Ascertained that in the mid-19th century performing long pieces of the piano literature from memory represented a pinnacle of human achievement, as well as a remarkable accomplishment, this sensational innovation soon became a norm. The new feeling of performing without a score added yet another source of stress to the performer’s life, as to use a score implied that you didn’t know the piece properly and began to suggest a lack of professionalism. Today memorized performance is a standard endeavour (Chaffin, Imreh & Crawford, 2002). Indeed, most musicians are unable to make a living as performers; furthermore the stresses associated with becoming a professional musician are immense (Salmon & Meyer, 1992). In light of the above, as a pianist, a simple and naive question seems almost inevitable to me: why should a pianist perform from memory? The well-known British pianist and composer Stephen Hough, tried to list the pros and cons related to the practice of playing from memory:
1) As performing on stage is not just about hearing, but also seeing, using the score could spoil the theatrical event like a script in an actor’s hand.
2) There are many practical disadvantages involved, i.e., insufficient light to see the pages, the need for a page turner, the actual inability to look at the score during a virtuos passage when the eyes are required to guide the fingers on the keys, the visual distraction for the audience, the sound-blockage of the music desk.
3) When we perform something for an audience, we have to learn it in detail; if we can sight-read well and the notes are not complicated there is always the danger of presenting something which is not properly prepared.
Nevertheless, there are possible advantages:
1) Taking away the fear of forgetting, liberating the mind to concentrate on the music itself.
2) Enabling the musician to play what is really there, constantly uncovering anew the message left in code by the composer.
3) Allowing for greater variety of repertoire.
(S. Hough, 2011).
The reasons behind using or not using the score seem to be both psychological and practical. Personally, I have always been sceptical about the possibility of using the score while performing. In fact, this doesn’t seem to offer me a great freedom of expression and, as Hough puts it, it could also represent a limitation when it comes to facing virtuos and tricky passages. At this stage, regardless of my own personal experience, I do not think it would be appropriate to state that all pianists should not use the score during a public solo performance.
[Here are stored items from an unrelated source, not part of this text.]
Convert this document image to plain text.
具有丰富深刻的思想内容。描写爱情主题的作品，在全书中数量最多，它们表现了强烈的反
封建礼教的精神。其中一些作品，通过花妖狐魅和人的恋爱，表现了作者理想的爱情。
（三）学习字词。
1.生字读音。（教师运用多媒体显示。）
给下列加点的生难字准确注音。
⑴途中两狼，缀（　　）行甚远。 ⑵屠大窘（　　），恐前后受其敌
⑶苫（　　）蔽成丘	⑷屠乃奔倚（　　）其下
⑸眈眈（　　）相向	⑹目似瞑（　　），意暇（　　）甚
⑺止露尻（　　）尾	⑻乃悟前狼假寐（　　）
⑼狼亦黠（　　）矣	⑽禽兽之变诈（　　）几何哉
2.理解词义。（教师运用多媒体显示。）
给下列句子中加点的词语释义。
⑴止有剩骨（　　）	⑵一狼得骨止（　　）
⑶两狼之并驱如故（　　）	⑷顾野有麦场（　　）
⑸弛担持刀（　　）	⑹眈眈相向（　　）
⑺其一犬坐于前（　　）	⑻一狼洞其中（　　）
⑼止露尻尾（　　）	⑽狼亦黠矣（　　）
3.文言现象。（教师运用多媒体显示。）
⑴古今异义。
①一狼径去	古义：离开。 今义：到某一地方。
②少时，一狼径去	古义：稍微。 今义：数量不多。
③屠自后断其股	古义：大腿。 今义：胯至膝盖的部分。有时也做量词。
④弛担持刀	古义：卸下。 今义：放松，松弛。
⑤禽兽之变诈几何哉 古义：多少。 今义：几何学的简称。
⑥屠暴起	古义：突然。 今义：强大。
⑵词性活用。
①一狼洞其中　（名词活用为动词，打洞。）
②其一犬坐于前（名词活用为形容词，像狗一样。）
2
Aiello R & Williamon A (2002), “Memory”, in R Parncutt & GE McPherson (eds.) The Science and Psychology of Music Performance: Creative Strategies for Teaching and Learning (pp. 167-181), Oxford University Press.
Chaffin, R., Imreh, G., & Crawford, M. (2002). Practicing perfection: Memory and piano performance. Mahwah, NJ: Erlbaum Associates.
Chaffin, R. & Imreh, G. (1997) “Pulling Teeth and Torture”: Musical Memory and Problem Solving. Thinking and Reasoning, 3 (4), 315-336
Hough, S., (2011) ‘Liszt: The man who invented the stage fright’, The Telegraph.
Gordon, S., (2010) Mastering the Art of Performance: A Primer for Musicians. Oxford University Press.